TensorFlow Type Stubs
types-tensorflow is a type stub package providing static type annotations for the TensorFlow library. Maintained as part of the `typeshed` project, it enables type checkers like MyPy and Pyright to analyze code using TensorFlow, improving code quality and developer tooling. This package aims to provide accurate annotations for specific TensorFlow minor versions (e.g., `~=2.18.0`). It follows a frequent release cadence, with minor and patch versions released regularly to keep pace with TensorFlow updates.
Warnings
- gotcha The `types-tensorflow` package is marked as 'partial'. Type checkers, such as Pyright, often assume that if type stubs are present, they are authoritative for that module. This can lead to a lack of autocompletion or type information for parts of the TensorFlow API that are not yet covered by the stubs, rather than falling back to runtime introspection.
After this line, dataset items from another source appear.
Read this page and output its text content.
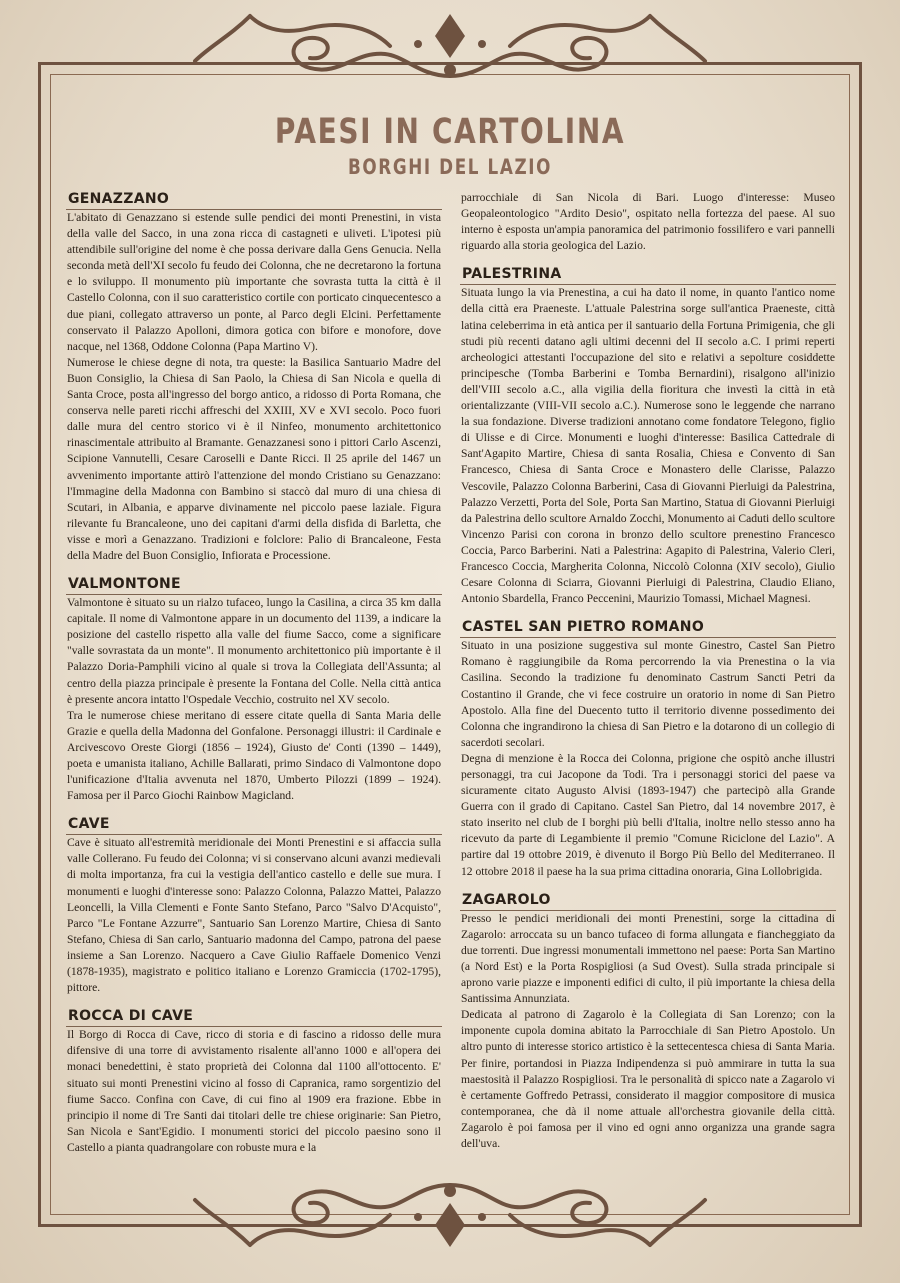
PAESI IN CARTOLINA
BORGHI DEL LAZIO
GENAZZANO

L'abitato di Genazzano si estende sulle pendici dei monti Prenestini, in vista della valle del Sacco, in una zona ricca di castagneti e uliveti. L'ipotesi più attendibile sull'origine del nome è che possa derivare dalla Gens Genucia. Nella seconda metà dell'XI secolo fu feudo dei Colonna, che ne decretarono la fortuna e lo sviluppo. Il monumento più importante che sovrasta tutta la città è il Castello Colonna, con il suo caratteristico cortile con porticato cinquecentesco a due piani, collegato attraverso un ponte, al Parco degli Elcini. Perfettamente conservato il Palazzo Apolloni, dimora gotica con bifore e monofore, dove nacque, nel 1368, Oddone Colonna (Papa Martino V).

Numerose le chiese degne di nota, tra queste: la Basilica Santuario Madre del Buon Consiglio, la Chiesa di San Paolo, la Chiesa di San Nicola e quella di Santa Croce, posta all'ingresso del borgo antico, a ridosso di Porta Romana, che conserva nelle pareti ricchi affreschi del XXIII, XV e XVI secolo. Poco fuori dalle mura del centro storico vi è il Ninfeo, monumento architettonico rinascimentale attribuito al Bramante. Genazzanesi sono i pittori Carlo Ascenzi, Scipione Vannutelli, Cesare Caroselli e Dante Ricci. Il 25 aprile del 1467 un avvenimento importante attirò l'attenzione del mondo Cristiano su Genazzano: l'Immagine della Madonna con Bambino si staccò dal muro di una chiesa di Scutari, in Albania, e apparve divinamente nel piccolo paese laziale. Figura rilevante fu Brancaleone, uno dei capitani d'armi della disfida di Barletta, che visse e morì a Genazzano. Tradizioni e folclore: Palio di Brancaleone, Festa della Madre del Buon Consiglio, Infiorata e Processione.

VALMONTONE

Valmontone è situato su un rialzo tufaceo, lungo la Casilina, a circa 35 km dalla capitale. Il nome di Valmontone appare in un documento del 1139, a indicare la posizione del castello rispetto alla valle del fiume Sacco, come a significare "valle sovrastata da un monte". Il monumento architettonico più importante è il Palazzo Doria-Pamphili vicino al quale si trova la Collegiata dell'Assunta; al centro della piazza principale è presente la Fontana del Colle. Nella città antica è presente ancora intatto l'Ospedale Vecchio, costruito nel XV secolo.

Tra le numerose chiese meritano di essere citate quella di Santa Maria delle Grazie e quella della Madonna del Gonfalone. Personaggi illustri: il Cardinale e Arcivescovo Oreste Giorgi (1856 – 1924), Giusto de' Conti (1390 – 1449), poeta e umanista italiano, Achille Ballarati, primo Sindaco di Valmontone dopo l'unificazione d'Italia avvenuta nel 1870, Umberto Pilozzi (1899 – 1924). Famosa per il Parco Giochi Rainbow Magicland.

CAVE

Cave è situato all'estremità meridionale dei Monti Prenestini e si affaccia sulla valle Collerano. Fu feudo dei Colonna; vi si conservano alcuni avanzi medievali di molta importanza, fra cui la vestigia dell'antico castello e delle sue mura. I monumenti e luoghi d'interesse sono: Palazzo Colonna, Palazzo Mattei, Palazzo Leoncelli, la Villa Clementi e Fonte Santo Stefano, Parco "Salvo D'Acquisto", Parco "Le Fontane Azzurre", Santuario San Lorenzo Martire, Chiesa di Santo Stefano, Chiesa di San carlo, Santuario madonna del Campo, patrona del paese insieme a San Lorenzo. Nacquero a Cave Giulio Raffaele Domenico Venzi (1878-1935), magistrato e politico italiano e Lorenzo Gramiccia (1702-1795), pittore.

ROCCA DI CAVE

Il Borgo di Rocca di Cave, ricco di storia e di fascino a ridosso delle mura difensive di una torre di avvistamento risalente all'anno 1000 e all'opera dei monaci benedettini, è stato proprietà dei Colonna dal 1100 all'ottocento. E' situato sui monti Prenestini vicino al fosso di Capranica, ramo sorgentizio del fiume Sacco. Confina con Cave, di cui fino al 1909 era frazione. Ebbe in principio il nome di Tre Santi dai titolari delle tre chiese originarie: San Pietro, San Nicola e Sant'Egidio. I monumenti storici del piccolo paesino sono il Castello a pianta quadrangolare con robuste mura e la

parrocchiale di San Nicola di Bari. Luogo d'interesse: Museo Geopaleontologico "Ardito Desio", ospitato nella fortezza del paese. Al suo interno è esposta un'ampia panoramica del patrimonio fossilifero e vari pannelli riguardo alla storia geologica del Lazio.

PALESTRINA

Situata lungo la via Prenestina, a cui ha dato il nome, in quanto l'antico nome della città era Praeneste. L'attuale Palestrina sorge sull'antica Praeneste, città latina celeberrima in età antica per il santuario della Fortuna Primigenia, che gli studi più recenti datano agli ultimi decenni del II secolo a.C. I primi reperti archeologici attestanti l'occupazione del sito e relativi a sepolture cosiddette principesche (Tomba Barberini e Tomba Bernardini), risalgono all'inizio dell'VIII secolo a.C., alla vigilia della fioritura che investì la città in età orientalizzante (VIII-VII secolo a.C.). Numerose sono le leggende che narrano la sua fondazione. Diverse tradizioni annotano come fondatore Telegono, figlio di Ulisse e di Circe. Monumenti e luoghi d'interesse: Basilica Cattedrale di Sant'Agapito Martire, Chiesa di santa Rosalia, Chiesa e Convento di San Francesco, Chiesa di Santa Croce e Monastero delle Clarisse, Palazzo Vescovile, Palazzo Colonna Barberini, Casa di Giovanni Pierluigi da Palestrina, Palazzo Verzetti, Porta del Sole, Porta San Martino, Statua di Giovanni Pierluigi da Palestrina dello scultore Arnaldo Zocchi, Monumento ai Caduti dello scultore Vincenzo Parisi con corona in bronzo dello scultore prenestino Francesco Coccia, Parco Barberini. Nati a Palestrina: Agapito di Palestrina, Valerio Cleri, Francesco Coccia, Margherita Colonna, Niccolò Colonna (XIV secolo), Giulio Cesare Colonna di Sciarra, Giovanni Pierluigi di Palestrina, Claudio Eliano, Antonio Sbardella, Franco Peccenini, Maurizio Tomassi, Michael Magnesi.

CASTEL SAN PIETRO ROMANO

Situato in una posizione suggestiva sul monte Ginestro, Castel San Pietro Romano è raggiungibile da Roma percorrendo la via Prenestina o la via Casilina. Secondo la tradizione fu denominato Castrum Sancti Petri da Costantino il Grande, che vi fece costruire un oratorio in nome di San Pietro Apostolo. Alla fine del Duecento tutto il territorio divenne possedimento dei Colonna che ingrandirono la chiesa di San Pietro e la dotarono di un collegio di sacerdoti secolari.

Degna di menzione è la Rocca dei Colonna, prigione che ospitò anche illustri personaggi, tra cui Jacopone da Todi. Tra i personaggi storici del paese va sicuramente citato Augusto Alvisi (1893-1947) che partecipò alla Grande Guerra con il grado di Capitano. Castel San Pietro, dal 14 novembre 2017, è stato inserito nel club de I borghi più belli d'Italia, inoltre nello stesso anno ha ricevuto da parte di Legambiente il premio "Comune Riciclone del Lazio". A partire dal 19 ottobre 2019, è divenuto il Borgo Più Bello del Mediterraneo. Il 12 ottobre 2018 il paese ha la sua prima cittadina onoraria, Gina Lollobrigida.

ZAGAROLO

Presso le pendici meridionali dei monti Prenestini, sorge la cittadina di Zagarolo: arroccata su un banco tufaceo di forma allungata e fiancheggiato da due torrenti. Due ingressi monumentali immettono nel paese: Porta San Martino (a Nord Est) e la Porta Rospigliosi (a Sud Ovest). Sulla strada principale si aprono varie piazze e imponenti edifici di culto, il più importante la chiesa della Santissima Annunziata.

Dedicata al patrono di Zagarolo è la Collegiata di San Lorenzo; con la imponente cupola domina abitato la Parrocchiale di San Pietro Apostolo. Un altro punto di interesse storico artistico è la settecentesca chiesa di Santa Maria. Per finire, portandosi in Piazza Indipendenza si può ammirare in tutta la sua maestosità il Palazzo Rospigliosi. Tra le personalità di spicco nate a Zagarolo vi è certamente Goffredo Petrassi, considerato il maggior compositore di musica contemporanea, che dà il nome attuale all'orchestra giovanile della città. Zagarolo è poi famosa per il vino ed ogni anno organizza una grande sagra dell'uva.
- breaking The `types-tensorflow` package aims to provide accurate annotations for specific TensorFlow minor versions (e.g., `tensorflow~=2.18.0`). Mismatches between the installed `types-tensorflow` version and your actual `tensorflow` runtime version can lead to incorrect or misleading type checking results, including false positives or missed errors.
- gotcha TensorFlow's API relies heavily on dynamic method definitions, decorator magic, and internal re-exports (e.g., classes defined internally but exposed publicly via different paths). This complexity can make generating perfect type stubs challenging, potentially leading to situations where type checkers might produce false positives or fail to catch actual errors due to the discrepancies between the stub's static view and TensorFlow's runtime behavior.
- breaking While `types-tensorflow` explicitly requires Python `>=3.10`, the underlying `tensorflow` library also has its own Python version compatibility requirements. For instance, TensorFlow 2.21 removed support for Python 3.9. Ensure that your Python environment satisfies the requirements of *both* `types-tensorflow` and the specific version of `tensorflow` you intend to use.
Install
-
pip install types-tensorflow -
pip install tensorflow
Imports
- tf
import tensorflow as tf
Quickstart
import tensorflow as tf
def create_and_add_constants(val1: int, val2: int) -> tf.Tensor:
"""Creates two constant tensors from ints and adds them."""
tensor1 = tf.constant(val1, dtype=tf.int32)
tensor2 = tf.constant(val2, dtype=tf.int32)
return tf.add(tensor1, tensor2)
def concatenate_tensors(tensors: list[tf.Tensor]) -> tf.Tensor:
"""Concatenates a list of tensors along axis 0."""
return tf.concat(tensors, axis=0)
if __name__ == "__main__":
# Example 1: Basic addition with type hints
sum_result = create_and_add_constants(10, 20)
print(f"Sum result (numpy value): {sum_result.numpy()}")
# Example 2: Concatenation with explicit type hints
tensor_a = tf.constant([1.0, 2.0], dtype=tf.float32)
tensor_b = tf.constant([3.0, 4.0], dtype=tf.float32)
combined_tensors = concatenate_tensors([tensor_a, tensor_b])
print(f"Concatenated tensors (numpy value): {combined_tensors.numpy()}")
# To run type checking:
# 1. Save this code as `tf_example.py`.
# 2. Install a type checker (e.g., `pip install mypy`).
# 3. Run `mypy tf_example.py` in your terminal.
# Expected output: Success (no errors) if code is correctly typed.